Logan dashed toward a stall to his right as Alfie went to the opposite door, carefully closing the door behind them. Logan stood on top of the toilet seat, realized he was too tall, his head and shoulders sticking out, and so he had to lean forward and crouched down to stay hidden. That only made his knees a little wobbly; the toilet seat made a groaning noise.

"Please stay still. Please stay still," he muttered.

It was apparent to him that none of the vectors had done the trap, luring them up to the second floor, forcing them to explore the halls and to find their way out. If it were, then it would be the children, what Bren called the honchos, who had done it. Logan had never seen them trap anybody before, and he hardly saw them together. Honchos didn't form their own Children of the Corn together. One honcho usually surrounded themselves with a mindless horde and became its sadistic ring leader, left to their whims. Despite his past encounters, Logan knew little of vector behavior, and he shuddered to imagine if they had evolved to such intelligence. Bren was the science guy, so he probably had more answers than him. Vectors that could lure and trap you? Fuck that. If it were people, well, they were just as worse as vectors as they could do efficient planning and coordination for an attack.
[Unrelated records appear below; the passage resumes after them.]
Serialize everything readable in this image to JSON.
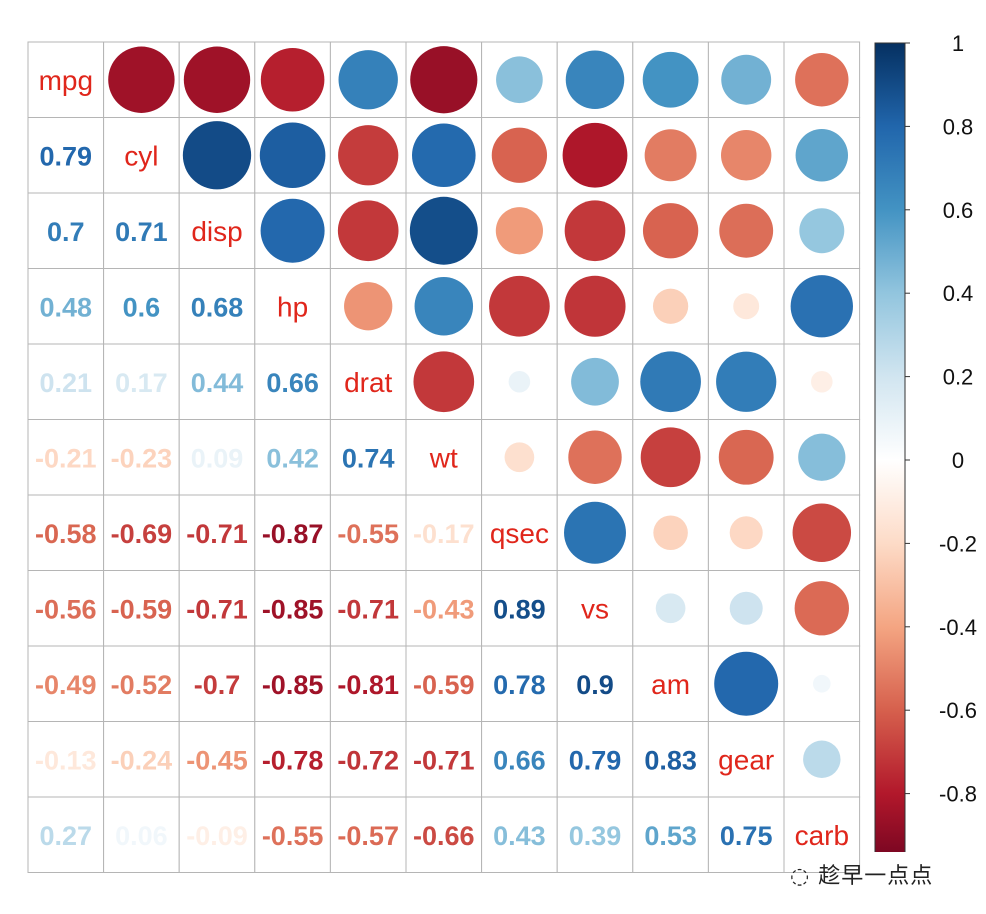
{
  "chart_data": {
    "type": "heatmap",
    "subtype": "correlation-matrix-mixed",
    "variables": [
      "mpg",
      "cyl",
      "disp",
      "hp",
      "drat",
      "wt",
      "qsec",
      "vs",
      "am",
      "gear",
      "carb"
    ],
    "upper_method": "circle",
    "lower_method": "number",
    "values": [
      [
        1,
        -0.85,
        -0.85,
        -0.78,
        0.68,
        -0.87,
        0.42,
        0.66,
        0.6,
        0.48,
        -0.55
      ],
      [
        0.79,
        1,
        0.9,
        0.83,
        -0.7,
        0.78,
        -0.59,
        -0.81,
        -0.52,
        -0.49,
        0.53
      ],
      [
        0.7,
        0.71,
        1,
        0.79,
        -0.71,
        0.89,
        -0.43,
        -0.71,
        -0.59,
        -0.56,
        0.39
      ],
      [
        0.48,
        0.6,
        0.68,
        1,
        -0.45,
        0.66,
        -0.71,
        -0.72,
        -0.24,
        -0.13,
        0.75
      ],
      [
        0.21,
        0.17,
        0.44,
        0.66,
        1,
        -0.71,
        0.09,
        0.44,
        0.71,
        0.7,
        -0.09
      ],
      [
        -0.21,
        -0.23,
        0.09,
        0.42,
        0.74,
        1,
        -0.17,
        -0.55,
        -0.69,
        -0.58,
        0.43
      ],
      [
        -0.58,
        -0.69,
        -0.71,
        -0.87,
        -0.55,
        -0.17,
        1,
        0.74,
        -0.23,
        -0.21,
        -0.66
      ],
      [
        -0.56,
        -0.59,
        -0.71,
        -0.85,
        -0.71,
        -0.43,
        0.89,
        1,
        0.17,
        0.21,
        -0.57
      ],
      [
        -0.49,
        -0.52,
        -0.7,
        -0.85,
        -0.81,
        -0.59,
        0.78,
        0.9,
        1,
        0.79,
        0.06
      ],
      [
        -0.13,
        -0.24,
        -0.45,
        -0.78,
        -0.72,
        -0.71,
        0.66,
        0.79,
        0.83,
        1,
        0.27
      ],
      [
        0.27,
        0.06,
        -0.09,
        -0.55,
        -0.57,
        -0.66,
        0.43,
        0.39,
        0.53,
        0.75,
        1
      ]
    ],
    "colorbar": {
      "range": [
        -1,
        1
      ],
      "ticks": [
        "1",
        "0.8",
        "0.6",
        "0.4",
        "0.2",
        "0",
        "-0.2",
        "-0.4",
        "-0.6",
        "-0.8"
      ],
      "tick_values": [
        1,
        0.8,
        0.6,
        0.4,
        0.2,
        0,
        -0.2,
        -0.4,
        -0.6,
        -0.8
      ],
      "palette": [
        "#67001F",
        "#B2182B",
        "#D6604D",
        "#F4A582",
        "#FDDBC7",
        "#FFFFFF",
        "#D1E5F0",
        "#92C5DE",
        "#4393C3",
        "#2166AC",
        "#053061"
      ]
    },
    "label_color": "#E0261B",
    "grid": true,
    "legend": "right"
  },
  "watermark": "趁早一点点"
}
Logan had thrown punches before, but enough to kill? Logan shook when he thought about taking another person's life. Would he have it in him?

Pete was still standing in the middle of the bathroom, and Logan didn't hear one of the stall doors opening and closing.
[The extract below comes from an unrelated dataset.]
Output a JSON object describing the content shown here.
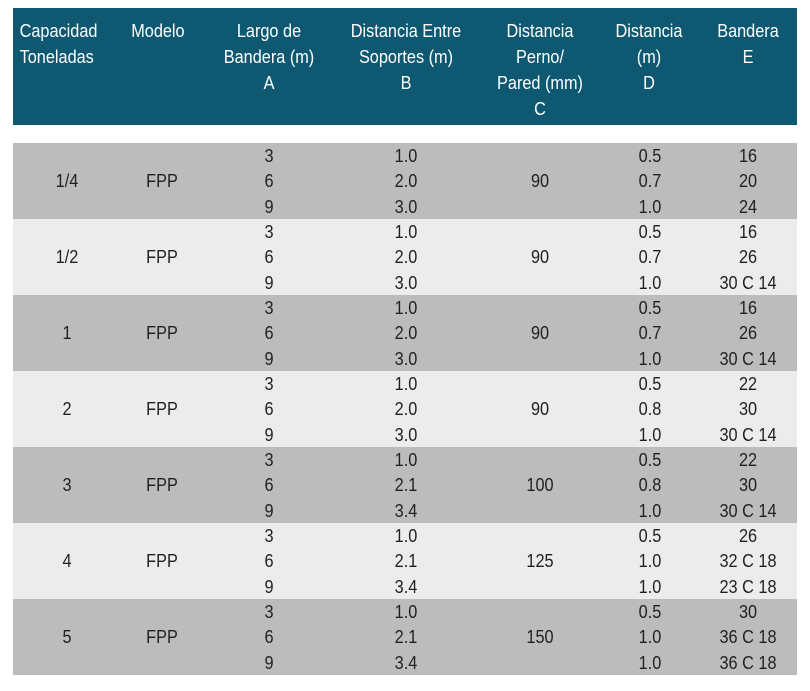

What are you doing? Logan thought. He assumed the man froze, got scared off, or something, so he cracked the door open. Pete was nowhere in sight. Had he gone through one of the stalls without hearing him? Pete was a bigger dude than him, heavier and burly, and he should be making at least some noise, and he could even hear Alfie shifting on his weight as he stood on the toilet seat.

Logan grimaced. Christ, we're doing a poor job hiding.

The footsteps stopped right in front of the door, the crackle of a CB radio resounded through the echoing silence. Logan heard a man behind the wall.

"I'm here," he said.

"Anything?" Another man from the other line asked.

"Door's closed."

"Alright. I'll send Bast to you. Keep an eye on the door."

"It might be a freak."

"Hold tight."

"I can kill a freak. I'm going in."

"Christ, you listen to me, boy, don't you—"

The door opened, and the rifle's barrel poked in through the small gap.

Logan was about to close his stall door, realized it was too late for him to hop back onto the toilet seat. It would make noise, and he cursed himself for stepping off of it. He crouched there, transfixed as the man slowly come into the bathroom, praying that he wouldn't spot him. His stall was at the very back of the row, after all. He readied his sledge-eye maul, already suspecting that the man would check every stall. When he reached his stall, he would bludgeon him to death with the sledgehammer end of his weapon. Logan nodded, repeating his plan in his head. He had the advantage of surprise, though there was a risk that the man would fire his rifle in time. All he had to do was dodge at the right time, hoping luck was on his side.